Abstract

Abstract Background Data regarding cell-mediated immunological differences in children across COVID-19 clinical spectrum are limited. We prospectively investigated Spike-protein specific cellular immunity in children with symptomatic COVID-19 or MIS-C, by single cell cytokine expression profiling. Methods PBMCs from children with MIS-C, symptomatic COVID-19 (one month after hospitalization) and healthy controls were isolated prospectively. Cell suspensions were divided into two quantitatively equal samples (a negative control-unstimulated and a positive-stimulated). Cells stimulation was performed using SARS-CoV-2 Spike antigenic peptides mix (Peptivator SARS-CoV-2 Prot_S). Cells of each sample were stained with fluorochrome monoclonal antibodies against 8 surface markers (CD3, CD4, CD8, CD14, CD19, CD137, CD197, CD45RA) and 6 intracellular markers (IL-4, IL-2, IL-17, IFN-γ, TNF-α, Granzyme B). Viability was assessed by 7AAD. Stained cell preparations were analysed using 13 colour Flow Cytometry (DX Flex, Beckman Coulter).

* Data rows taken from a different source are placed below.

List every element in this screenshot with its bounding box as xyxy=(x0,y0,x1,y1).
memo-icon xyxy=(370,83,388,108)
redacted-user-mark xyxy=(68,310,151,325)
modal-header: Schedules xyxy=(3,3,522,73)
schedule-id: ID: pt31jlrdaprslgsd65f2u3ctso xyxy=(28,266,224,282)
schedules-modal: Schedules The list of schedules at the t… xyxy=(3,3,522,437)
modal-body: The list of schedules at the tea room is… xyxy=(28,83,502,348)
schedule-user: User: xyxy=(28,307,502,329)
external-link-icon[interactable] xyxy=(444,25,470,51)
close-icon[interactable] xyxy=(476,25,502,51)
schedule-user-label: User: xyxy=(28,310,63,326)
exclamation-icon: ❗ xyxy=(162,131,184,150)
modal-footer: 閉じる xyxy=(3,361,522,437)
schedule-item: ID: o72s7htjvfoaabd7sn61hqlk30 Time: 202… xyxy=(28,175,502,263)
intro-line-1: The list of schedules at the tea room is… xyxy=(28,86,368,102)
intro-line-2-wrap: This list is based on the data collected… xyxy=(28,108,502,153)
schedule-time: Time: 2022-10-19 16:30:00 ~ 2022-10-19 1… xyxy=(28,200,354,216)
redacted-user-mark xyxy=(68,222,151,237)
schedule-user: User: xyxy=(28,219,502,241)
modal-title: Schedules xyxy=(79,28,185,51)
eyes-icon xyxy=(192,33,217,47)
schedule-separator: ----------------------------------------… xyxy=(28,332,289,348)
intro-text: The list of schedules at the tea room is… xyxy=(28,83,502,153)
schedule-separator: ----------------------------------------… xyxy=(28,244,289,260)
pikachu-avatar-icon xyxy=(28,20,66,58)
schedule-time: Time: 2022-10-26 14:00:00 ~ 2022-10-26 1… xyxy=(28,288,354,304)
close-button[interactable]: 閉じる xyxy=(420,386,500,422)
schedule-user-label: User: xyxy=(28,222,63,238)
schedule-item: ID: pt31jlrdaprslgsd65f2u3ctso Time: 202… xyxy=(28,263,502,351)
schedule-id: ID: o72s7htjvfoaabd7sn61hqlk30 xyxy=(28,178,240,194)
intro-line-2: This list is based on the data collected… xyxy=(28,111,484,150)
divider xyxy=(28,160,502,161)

Flow cytometric analysis was performed using Kaluza 2.1 Software. Results Sixteen children (4 MIS-C, 8 post-COVID-19 and 4 healthy controls) were included in the study. The mean age (±SD) of the participants was 11.22 years (±3.48). Children with MIS-C had significantly higher mean (±SD) values of CD8+IFN-γ/million CD3+ [226.68 (134.92) vs 45.43 (57.28); P: 0.033] and median (IQR) of CD8+IFN-γ/ml [156.38 (184.13) vs 26.34 (82.36);P: 0.033] compared to symptomatic COVID-19 children. Compared to healthy controls, MIS-C patients had significantly higher median (IQR) values of CD4+IL-2/million CD3+ [923.12 (3777.95) vs 97.59 (71.71); P: 0.042] and CD4+IL-2/ml median (IQR) [626.33 (2744.98) vs 169.3 (173.91); P: 0.042]. No other significant differences were observed regarding other immunological markers in 3 study groups. Conclusion IFN-γ production by CD8+ T cells is highly expressed in children with MIS-C compared to hospitalized children one month after acute COVID-19 and could consist possible immunological biomarker. Further studies are needed in order to elucidate the pathophysiological basis of these findings. Disclosures All Authors: No reported disclosures.